Created attachment 113651 [details] kdb bta from tank-01, a little bit after tank-02's
for what ever it is worth, the oops seems to always be in pdflush.
Created attachment 113737 [details] possible fix from ken ken thought this might fix things, but it doesn't appear to have.
Created attachment 113738 [details] bta of the first node to oops with the patch from ken, we still oops in pdflush. This node oopsed first, with other processes in gfs_sharewrite_nopage.
Created attachment 113739 [details] bta of the second node to oops Then this node oopses few minutes later. pdflush is still the oopsing process, but it looks like there are no other processes in gfs paging code. Possibly a sign that what happened on the first got to disk.
probably fix commited. This includes kens suggestion that the assert is testing something that may not need be true. Also is the change to avoid a possible race with writepage and sharewrite_nopage.

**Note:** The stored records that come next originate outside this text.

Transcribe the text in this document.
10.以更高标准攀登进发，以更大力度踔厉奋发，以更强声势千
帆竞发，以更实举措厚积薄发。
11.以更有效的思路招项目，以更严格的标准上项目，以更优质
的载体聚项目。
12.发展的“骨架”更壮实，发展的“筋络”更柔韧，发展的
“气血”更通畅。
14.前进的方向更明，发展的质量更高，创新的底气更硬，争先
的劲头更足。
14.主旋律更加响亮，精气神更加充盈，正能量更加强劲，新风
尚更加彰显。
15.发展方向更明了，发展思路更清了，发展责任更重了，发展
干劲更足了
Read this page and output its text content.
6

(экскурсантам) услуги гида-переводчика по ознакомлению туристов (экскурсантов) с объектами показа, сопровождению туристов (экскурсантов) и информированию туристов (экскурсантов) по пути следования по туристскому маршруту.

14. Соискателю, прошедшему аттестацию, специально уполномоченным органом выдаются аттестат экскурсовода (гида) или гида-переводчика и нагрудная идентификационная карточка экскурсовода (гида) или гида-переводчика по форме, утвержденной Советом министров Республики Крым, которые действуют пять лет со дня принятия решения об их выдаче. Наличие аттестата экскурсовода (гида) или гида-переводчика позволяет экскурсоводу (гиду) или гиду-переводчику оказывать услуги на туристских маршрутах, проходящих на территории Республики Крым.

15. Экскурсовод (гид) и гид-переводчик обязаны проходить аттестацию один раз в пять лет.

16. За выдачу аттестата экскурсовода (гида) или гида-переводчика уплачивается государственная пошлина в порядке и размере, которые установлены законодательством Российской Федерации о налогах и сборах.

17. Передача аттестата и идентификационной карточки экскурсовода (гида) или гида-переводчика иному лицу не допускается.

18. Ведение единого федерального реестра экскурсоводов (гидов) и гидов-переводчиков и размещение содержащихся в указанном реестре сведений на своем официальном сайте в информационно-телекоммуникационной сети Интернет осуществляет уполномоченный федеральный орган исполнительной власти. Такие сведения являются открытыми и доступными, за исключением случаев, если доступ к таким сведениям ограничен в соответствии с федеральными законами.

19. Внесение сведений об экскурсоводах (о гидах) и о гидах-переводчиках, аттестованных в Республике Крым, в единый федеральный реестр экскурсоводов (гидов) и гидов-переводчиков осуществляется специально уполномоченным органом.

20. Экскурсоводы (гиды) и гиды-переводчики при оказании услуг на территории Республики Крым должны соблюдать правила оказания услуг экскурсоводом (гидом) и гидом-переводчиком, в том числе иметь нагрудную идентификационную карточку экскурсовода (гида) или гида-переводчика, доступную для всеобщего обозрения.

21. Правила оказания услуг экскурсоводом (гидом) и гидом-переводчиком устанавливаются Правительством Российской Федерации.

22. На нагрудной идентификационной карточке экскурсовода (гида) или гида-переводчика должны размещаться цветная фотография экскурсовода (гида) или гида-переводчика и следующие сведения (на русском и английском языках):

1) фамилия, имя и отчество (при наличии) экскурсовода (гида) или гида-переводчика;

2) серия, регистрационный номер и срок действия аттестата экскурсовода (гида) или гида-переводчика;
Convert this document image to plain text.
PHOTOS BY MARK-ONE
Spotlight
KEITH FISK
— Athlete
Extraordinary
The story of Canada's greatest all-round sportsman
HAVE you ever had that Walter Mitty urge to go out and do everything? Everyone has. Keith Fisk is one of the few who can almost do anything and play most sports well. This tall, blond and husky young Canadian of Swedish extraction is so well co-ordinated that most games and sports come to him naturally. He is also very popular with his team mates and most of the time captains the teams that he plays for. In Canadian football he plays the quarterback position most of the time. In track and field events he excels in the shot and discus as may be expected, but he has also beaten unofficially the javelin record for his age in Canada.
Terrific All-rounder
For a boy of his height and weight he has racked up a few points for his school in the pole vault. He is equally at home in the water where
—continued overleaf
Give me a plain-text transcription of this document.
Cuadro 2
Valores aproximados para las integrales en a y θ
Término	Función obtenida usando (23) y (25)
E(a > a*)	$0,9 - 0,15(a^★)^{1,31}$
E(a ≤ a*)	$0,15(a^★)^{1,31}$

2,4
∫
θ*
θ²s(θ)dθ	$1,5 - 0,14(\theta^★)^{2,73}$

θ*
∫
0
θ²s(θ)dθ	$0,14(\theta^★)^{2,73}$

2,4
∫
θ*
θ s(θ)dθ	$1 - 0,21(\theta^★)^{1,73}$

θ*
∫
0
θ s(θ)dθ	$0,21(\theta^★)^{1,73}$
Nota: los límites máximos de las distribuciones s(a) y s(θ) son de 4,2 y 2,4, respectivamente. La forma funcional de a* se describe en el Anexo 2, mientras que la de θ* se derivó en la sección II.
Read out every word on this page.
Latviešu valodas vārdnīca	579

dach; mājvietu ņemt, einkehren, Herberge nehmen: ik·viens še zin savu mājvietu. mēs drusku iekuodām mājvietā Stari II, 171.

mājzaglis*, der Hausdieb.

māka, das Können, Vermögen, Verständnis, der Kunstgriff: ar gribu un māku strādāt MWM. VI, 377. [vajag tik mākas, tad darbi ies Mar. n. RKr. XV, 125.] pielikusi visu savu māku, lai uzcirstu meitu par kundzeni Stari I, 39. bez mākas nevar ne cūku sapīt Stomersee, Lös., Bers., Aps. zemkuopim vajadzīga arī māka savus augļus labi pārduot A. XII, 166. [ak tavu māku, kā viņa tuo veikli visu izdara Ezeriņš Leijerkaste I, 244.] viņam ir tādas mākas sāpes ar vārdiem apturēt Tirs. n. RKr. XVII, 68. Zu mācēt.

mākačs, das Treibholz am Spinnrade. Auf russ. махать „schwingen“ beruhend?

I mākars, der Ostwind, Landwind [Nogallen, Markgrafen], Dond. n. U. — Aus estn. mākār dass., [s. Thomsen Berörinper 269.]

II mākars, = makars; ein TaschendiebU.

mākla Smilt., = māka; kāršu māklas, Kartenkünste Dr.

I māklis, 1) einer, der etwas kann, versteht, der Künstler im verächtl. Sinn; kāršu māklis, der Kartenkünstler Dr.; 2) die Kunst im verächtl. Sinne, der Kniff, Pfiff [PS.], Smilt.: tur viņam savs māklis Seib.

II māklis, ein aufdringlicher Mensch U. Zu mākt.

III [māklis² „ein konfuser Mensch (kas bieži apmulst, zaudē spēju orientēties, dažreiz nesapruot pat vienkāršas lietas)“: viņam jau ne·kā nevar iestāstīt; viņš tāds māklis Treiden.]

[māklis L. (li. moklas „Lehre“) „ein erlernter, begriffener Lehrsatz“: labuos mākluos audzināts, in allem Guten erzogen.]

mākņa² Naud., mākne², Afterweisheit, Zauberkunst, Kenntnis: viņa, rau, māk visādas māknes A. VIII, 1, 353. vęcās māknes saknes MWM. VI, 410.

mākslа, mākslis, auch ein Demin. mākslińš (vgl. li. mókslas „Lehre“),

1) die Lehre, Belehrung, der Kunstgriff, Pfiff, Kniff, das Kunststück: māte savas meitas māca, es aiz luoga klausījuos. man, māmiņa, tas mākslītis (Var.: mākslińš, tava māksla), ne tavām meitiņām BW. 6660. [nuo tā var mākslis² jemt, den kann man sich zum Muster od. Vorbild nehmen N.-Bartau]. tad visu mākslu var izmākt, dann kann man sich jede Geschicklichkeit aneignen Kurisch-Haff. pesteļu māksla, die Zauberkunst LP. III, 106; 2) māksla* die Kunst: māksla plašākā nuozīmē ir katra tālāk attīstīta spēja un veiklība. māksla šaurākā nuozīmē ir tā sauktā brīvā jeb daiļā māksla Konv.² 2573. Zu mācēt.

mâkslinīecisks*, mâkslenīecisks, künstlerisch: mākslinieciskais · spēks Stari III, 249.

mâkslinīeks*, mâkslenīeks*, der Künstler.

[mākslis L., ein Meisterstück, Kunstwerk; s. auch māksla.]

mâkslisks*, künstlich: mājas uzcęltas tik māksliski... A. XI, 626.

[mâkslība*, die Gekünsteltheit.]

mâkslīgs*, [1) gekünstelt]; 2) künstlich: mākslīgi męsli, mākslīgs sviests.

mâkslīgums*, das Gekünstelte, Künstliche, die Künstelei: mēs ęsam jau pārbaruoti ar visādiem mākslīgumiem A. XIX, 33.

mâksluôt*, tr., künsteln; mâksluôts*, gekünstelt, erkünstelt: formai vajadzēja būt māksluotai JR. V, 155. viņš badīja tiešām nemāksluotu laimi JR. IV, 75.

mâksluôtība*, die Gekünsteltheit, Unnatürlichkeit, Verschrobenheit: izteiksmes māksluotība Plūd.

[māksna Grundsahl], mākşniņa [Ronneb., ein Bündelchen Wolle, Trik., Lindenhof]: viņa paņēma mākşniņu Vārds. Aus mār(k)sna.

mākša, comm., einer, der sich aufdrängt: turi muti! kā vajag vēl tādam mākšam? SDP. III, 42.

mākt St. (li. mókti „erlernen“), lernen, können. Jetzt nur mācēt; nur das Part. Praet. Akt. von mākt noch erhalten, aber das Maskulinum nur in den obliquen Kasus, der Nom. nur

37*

Created attachment 114071 [details] Script to trip bug Trip the bug in a couple of minutes. The bug doesn't actually have anything to do with memory mapping. The problem is that the unstuff code allocates a new block, builds a new buffer with the correct contents, and dirties it before munging the pointers in the dinode to point to the block. When a lot of data is being flushed out, buffer can be flushed out before the metadata is set up correctly. This wasn't an issue in 2.4 because dirty buffers were flushed directly (writepage() was only called for memory maps). In 2.6, all flushing happens through the writepage() function. Oops.
Commited fix to prevent the writepage() from seeing an inconsistant file tree.
fix verified.